Perle est un important militariste néoconservateur (et un conseiller de premier plan du Likud israélien), il a créé le terme « dé-contextualisation » pour expliquer aussi bien les actes désespérés du terrorisme en général que la stratégie offensive de la résistance palestinienne face à l’occupant.
Il préconise de réduire l’ampleur de la critique mondiale face aux exactions israéliennes contre les palestiniens, en dé-contextualisant leur résistance à l’occupation ; ainsi, nous devrions arrêter toute tentative de comprendre les raisons territoriales, géopolitiques et historiques qui poussent certains groupes vers le terrorisme. A la place, il suggère de rechercher sur le terrain de la culture et/ou de la religion, dans la pensée islamique, les raisons des réactions violentes de tels groupes.
Comme pour la théorie du « choc des civilisations », la stratégie de la « dé-contextualisation » fait partie d’une volonté bien orchestrée de détourner l’attention des racines du terrorisme pour les attribuer aux « problèmes pathologiques de l’esprit musulman ».
Les bénéficiaires des dividendes de guerre que sont les grandes banques et les complexes militaro-industriels, sécuritaires et du renseignement dans les principaux pays capitalistes, ont trouvé cette sinistre stratégie pour cacher les racines du terrorisme, bien utile pour justifier leurs aventures militaires au Moyen-Orient et ailleurs dans le monde musulman.
Depuis la chute du Mur de Berlin en 1989, ceux à qui profitent la guerre et le militarisme dans les principales contrées occidentales, cherchaient des substituts pour la « menace communiste » de l’époque de la guerre froide afin de maintenir et justifier la part du lion dans les budgets nationaux et les finances publiques de leurs pays respectifs. La vision d’une civilisation occidentale menacée par l’Islam militant leur a fourni le « parfait » substitut à la menace communiste.
Malgré les conséquences pernicieuses sur les relations internationales, de telles explications échouent au test de l’Histoire.
L’histoire des relations entre le monde moderne occidental et le monde musulman montre que, contrairement aux croyances populaires occidentales, depuis les premiers contacts avec l’occident capitaliste il y a plus de deux siècles et jusque vers le dernier tiers du XXe siècle, les peuples musulmans étaient plutôt réceptifs aux modèles économiques et politiques du monde moderne.

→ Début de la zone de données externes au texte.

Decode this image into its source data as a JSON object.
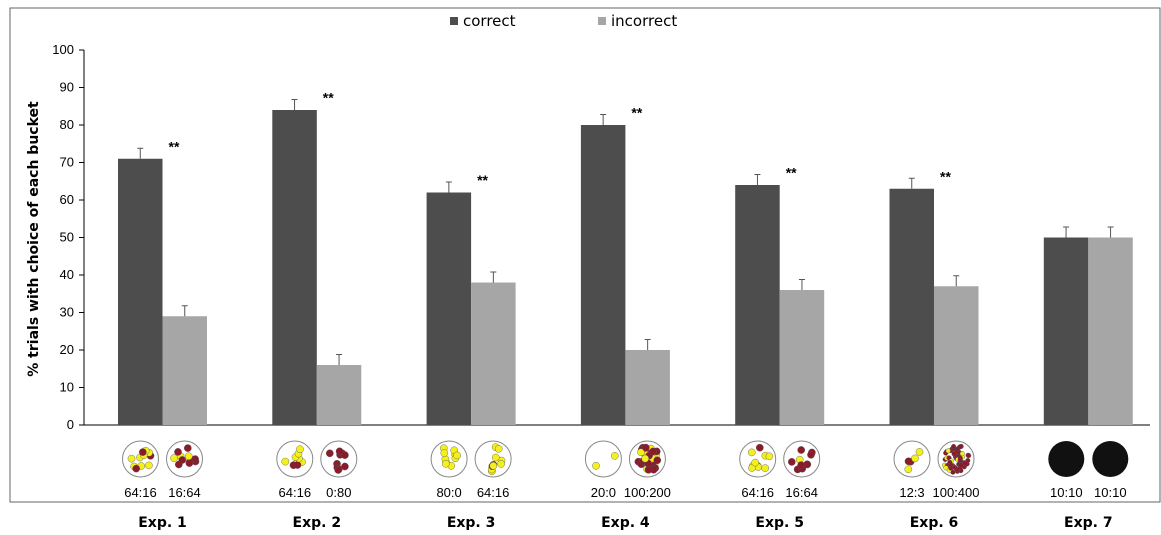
{
  "chart_data": {
    "type": "bar",
    "ylabel": "% trials with choice of each bucket",
    "ylim": [
      0,
      100
    ],
    "yticks": [
      "0",
      "10",
      "20",
      "30",
      "40",
      "50",
      "60",
      "70",
      "80",
      "90",
      "100"
    ],
    "legend": {
      "placement": "top-center"
    },
    "series": [
      {
        "name": "correct",
        "color": "#4d4d4d",
        "values": [
          71,
          84,
          62,
          80,
          64,
          63,
          50
        ],
        "errors": [
          2.8,
          2.8,
          2.8,
          2.8,
          2.8,
          2.8,
          2.8
        ]
      },
      {
        "name": "incorrect",
        "color": "#a6a6a6",
        "values": [
          29,
          16,
          38,
          20,
          36,
          37,
          50
        ],
        "errors": [
          2.8,
          2.8,
          2.8,
          2.8,
          2.8,
          2.8,
          2.8
        ]
      }
    ],
    "categories": [
      "Exp. 1",
      "Exp. 2",
      "Exp. 3",
      "Exp. 4",
      "Exp. 5",
      "Exp. 6",
      "Exp. 7"
    ],
    "significance": [
      "**",
      "**",
      "**",
      "**",
      "**",
      "**",
      ""
    ],
    "ratios": [
      [
        "64:16",
        "16:64"
      ],
      [
        "64:16",
        "0:80"
      ],
      [
        "80:0",
        "64:16"
      ],
      [
        "20:0",
        "100:200"
      ],
      [
        "64:16",
        "16:64"
      ],
      [
        "12:3",
        "100:400"
      ],
      [
        "10:10",
        "10:10"
      ]
    ],
    "bucket_icons": [
      [
        {
          "y": 8,
          "r": 3
        },
        {
          "y": 3,
          "r": 8
        }
      ],
      [
        {
          "y": 8,
          "r": 2
        },
        {
          "y": 0,
          "r": 10
        }
      ],
      [
        {
          "y": 10,
          "r": 0
        },
        {
          "y": 8,
          "r": 2
        }
      ],
      [
        {
          "y": 2,
          "r": 0
        },
        {
          "y": 10,
          "r": 20
        }
      ],
      [
        {
          "y": 8,
          "r": 2
        },
        {
          "y": 2,
          "r": 8
        }
      ],
      [
        {
          "y": 3,
          "r": 2
        },
        {
          "y": 12,
          "r": 45
        }
      ],
      [
        {
          "y": 0,
          "r": 0,
          "opaque": true
        },
        {
          "y": 0,
          "r": 0,
          "opaque": true
        }
      ]
    ],
    "colors": {
      "yellow_ball": "#f4f01c",
      "red_ball": "#8b1a2b",
      "opaque_bucket": "#111111"
    }
  }
}
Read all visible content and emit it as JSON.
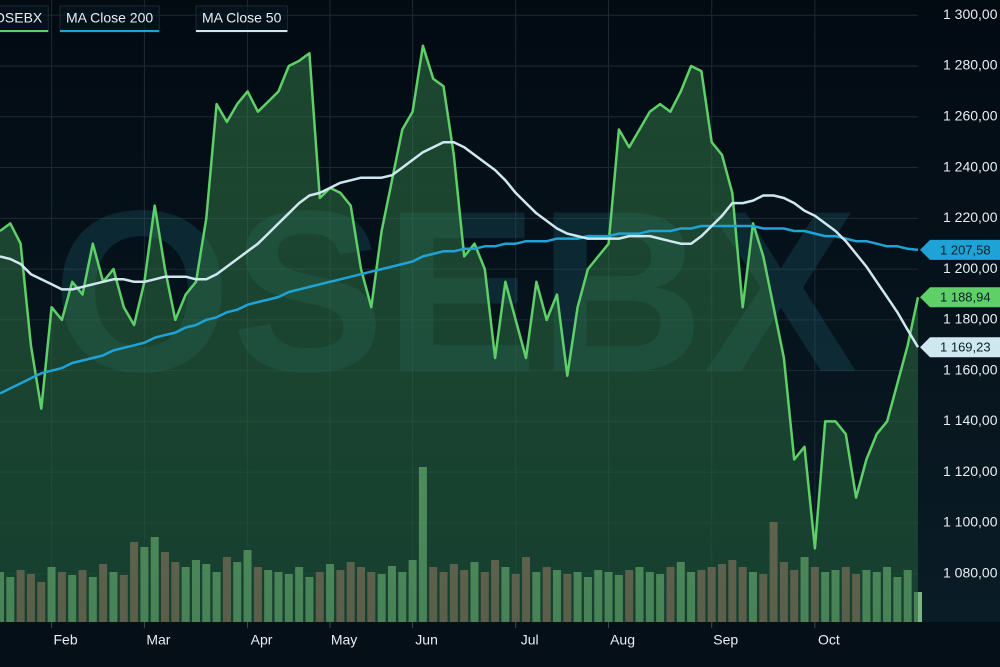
{
  "chart_data": {
    "type": "line",
    "watermark": "OSEBX",
    "categories": [
      null,
      null,
      null,
      null,
      null,
      "Feb",
      null,
      null,
      null,
      null,
      null,
      null,
      null,
      null,
      "Mar",
      null,
      null,
      null,
      null,
      null,
      null,
      null,
      null,
      null,
      "Apr",
      null,
      null,
      null,
      null,
      null,
      null,
      null,
      "May",
      null,
      null,
      null,
      null,
      null,
      null,
      null,
      "Jun",
      null,
      null,
      null,
      null,
      null,
      null,
      null,
      null,
      null,
      "Jul",
      null,
      null,
      null,
      null,
      null,
      null,
      null,
      null,
      "Aug",
      null,
      null,
      null,
      null,
      null,
      null,
      null,
      null,
      null,
      "Sep",
      null,
      null,
      null,
      null,
      null,
      null,
      null,
      null,
      null,
      "Oct",
      null,
      null,
      null,
      null,
      null,
      null,
      null,
      null,
      null,
      null
    ],
    "series": [
      {
        "name": "OSEBX",
        "color": "#5fd068",
        "area": true,
        "last_label": "1 188,94",
        "values": [
          1215,
          1218,
          1210,
          1170,
          1145,
          1185,
          1180,
          1195,
          1190,
          1210,
          1195,
          1200,
          1185,
          1178,
          1195,
          1225,
          1200,
          1180,
          1190,
          1195,
          1220,
          1265,
          1258,
          1265,
          1270,
          1262,
          1266,
          1270,
          1280,
          1282,
          1285,
          1228,
          1232,
          1230,
          1225,
          1200,
          1185,
          1215,
          1235,
          1255,
          1262,
          1288,
          1275,
          1272,
          1245,
          1205,
          1210,
          1200,
          1165,
          1195,
          1180,
          1165,
          1195,
          1180,
          1190,
          1158,
          1185,
          1200,
          1205,
          1210,
          1255,
          1248,
          1255,
          1262,
          1265,
          1262,
          1270,
          1280,
          1278,
          1250,
          1245,
          1230,
          1185,
          1218,
          1205,
          1185,
          1165,
          1125,
          1130,
          1090,
          1140,
          1140,
          1135,
          1110,
          1125,
          1135,
          1140,
          1155,
          1170,
          1188.94
        ]
      },
      {
        "name": "MA Close 200",
        "color": "#1fa3d6",
        "last_label": "1 207,58",
        "values": [
          1151,
          1153,
          1155,
          1157,
          1159,
          1160,
          1161,
          1163,
          1164,
          1165,
          1166,
          1168,
          1169,
          1170,
          1171,
          1173,
          1174,
          1175,
          1177,
          1178,
          1180,
          1181,
          1183,
          1184,
          1186,
          1187,
          1188,
          1189,
          1191,
          1192,
          1193,
          1194,
          1195,
          1196,
          1197,
          1198,
          1199,
          1200,
          1201,
          1202,
          1203,
          1205,
          1206,
          1207,
          1207,
          1208,
          1208,
          1209,
          1209,
          1210,
          1210,
          1211,
          1211,
          1211,
          1212,
          1212,
          1212,
          1213,
          1213,
          1213,
          1214,
          1214,
          1214,
          1215,
          1215,
          1215,
          1216,
          1216,
          1217,
          1217,
          1217,
          1217,
          1217,
          1217,
          1216,
          1216,
          1216,
          1215,
          1215,
          1214,
          1213,
          1213,
          1212,
          1211,
          1211,
          1210,
          1209,
          1209,
          1208,
          1207.58
        ]
      },
      {
        "name": "MA Close 50",
        "color": "#cfe8f0",
        "last_label": "1 169,23",
        "values": [
          1205,
          1204,
          1202,
          1198,
          1196,
          1194,
          1192,
          1192,
          1193,
          1194,
          1195,
          1196,
          1196,
          1195,
          1195,
          1196,
          1197,
          1197,
          1197,
          1196,
          1196,
          1198,
          1201,
          1204,
          1207,
          1210,
          1214,
          1218,
          1222,
          1226,
          1229,
          1230,
          1232,
          1234,
          1235,
          1236,
          1236,
          1236,
          1237,
          1240,
          1243,
          1246,
          1248,
          1250,
          1250,
          1248,
          1245,
          1242,
          1239,
          1235,
          1230,
          1226,
          1222,
          1219,
          1216,
          1214,
          1213,
          1212,
          1212,
          1212,
          1212,
          1213,
          1213,
          1213,
          1212,
          1211,
          1210,
          1210,
          1213,
          1217,
          1221,
          1226,
          1226,
          1227,
          1229,
          1229,
          1228,
          1226,
          1223,
          1221,
          1218,
          1215,
          1211,
          1206,
          1201,
          1195,
          1189,
          1183,
          1176,
          1169.23
        ]
      }
    ],
    "volume": {
      "up_color": "#8fcf8f",
      "down_color": "#c0706e",
      "values": [
        50,
        45,
        52,
        48,
        40,
        55,
        50,
        47,
        52,
        45,
        58,
        50,
        47,
        80,
        75,
        85,
        70,
        60,
        55,
        62,
        58,
        50,
        65,
        60,
        72,
        55,
        52,
        50,
        48,
        55,
        45,
        50,
        58,
        52,
        60,
        55,
        50,
        48,
        56,
        50,
        62,
        155,
        55,
        50,
        58,
        52,
        60,
        50,
        62,
        55,
        48,
        65,
        50,
        55,
        52,
        48,
        50,
        45,
        52,
        50,
        47,
        52,
        55,
        50,
        48,
        55,
        60,
        50,
        52,
        55,
        58,
        62,
        55,
        50,
        48,
        100,
        60,
        52,
        65,
        55,
        50,
        52,
        55,
        48,
        52,
        50,
        55,
        45,
        52,
        30
      ]
    },
    "ylim": [
      1061,
      1306
    ],
    "yticks": [
      {
        "value": 1080,
        "label": "1 080,00"
      },
      {
        "value": 1100,
        "label": "1 100,00"
      },
      {
        "value": 1120,
        "label": "1 120,00"
      },
      {
        "value": 1140,
        "label": "1 140,00"
      },
      {
        "value": 1160,
        "label": "1 160,00"
      },
      {
        "value": 1180,
        "label": "1 180,00"
      },
      {
        "value": 1200,
        "label": "1 200,00"
      },
      {
        "value": 1220,
        "label": "1 220,00"
      },
      {
        "value": 1240,
        "label": "1 240,00"
      },
      {
        "value": 1260,
        "label": "1 260,00"
      },
      {
        "value": 1280,
        "label": "1 280,00"
      },
      {
        "value": 1300,
        "label": "1 300,00"
      }
    ],
    "grid": true
  }
}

Nombreux étaient les musulmans ainsi que la majorité de leurs dirigeants, désireux de transformer et de réorganiser les structures socio-économiques et politiques de leurs sociétés sur le modèle de l’occident capitaliste. Comme le souligne Karen Armstrong auteur de nombreux livres sur le fondamentalisme religieux :
« Il y a environ une centaine d’années, la majorité des intellectuels musulmans vivait une histoire d’amour avec l’Occident, qui à cette époque était représenté par l’Europe. L’Amérique était alors une inconnue. Les politiciens et les journalistes en Inde, en Égypte et en Iran voulaient que leurs pays ressemblent à la Grande-Bretagne ou à la France ; les philosophes, les poètes et même quelques Oulémas (savants religieux) essayaient de trouver les moyens de réformer l’Islam selon le modèle démocratique occidental. Ils appelaient pour un État-Nation, pour un gouvernement représentatif, pour le désétablissement de la religion, et pour les droits constitutionnels »[3].
Immédiatement après les attaques du 11 Septembre contre le World Trade Center et le Pentagone, Armstrong a écrit : « Que s’est-il donc passé depuis cette période pour transformer toute cette admiration et ce respect en cette haine qui a conduit aux actes de terreur dont nous avons été témoins le 11 Septembre ? »
Les fabricants politiques et médiatiques de l’opinion publique ont veillé à exclure ces questions de fond du débat national et international, alors que de telles questions auraient aidé le débat sur les facteurs profonds qui ont conduit aux odieux crimes terroristes.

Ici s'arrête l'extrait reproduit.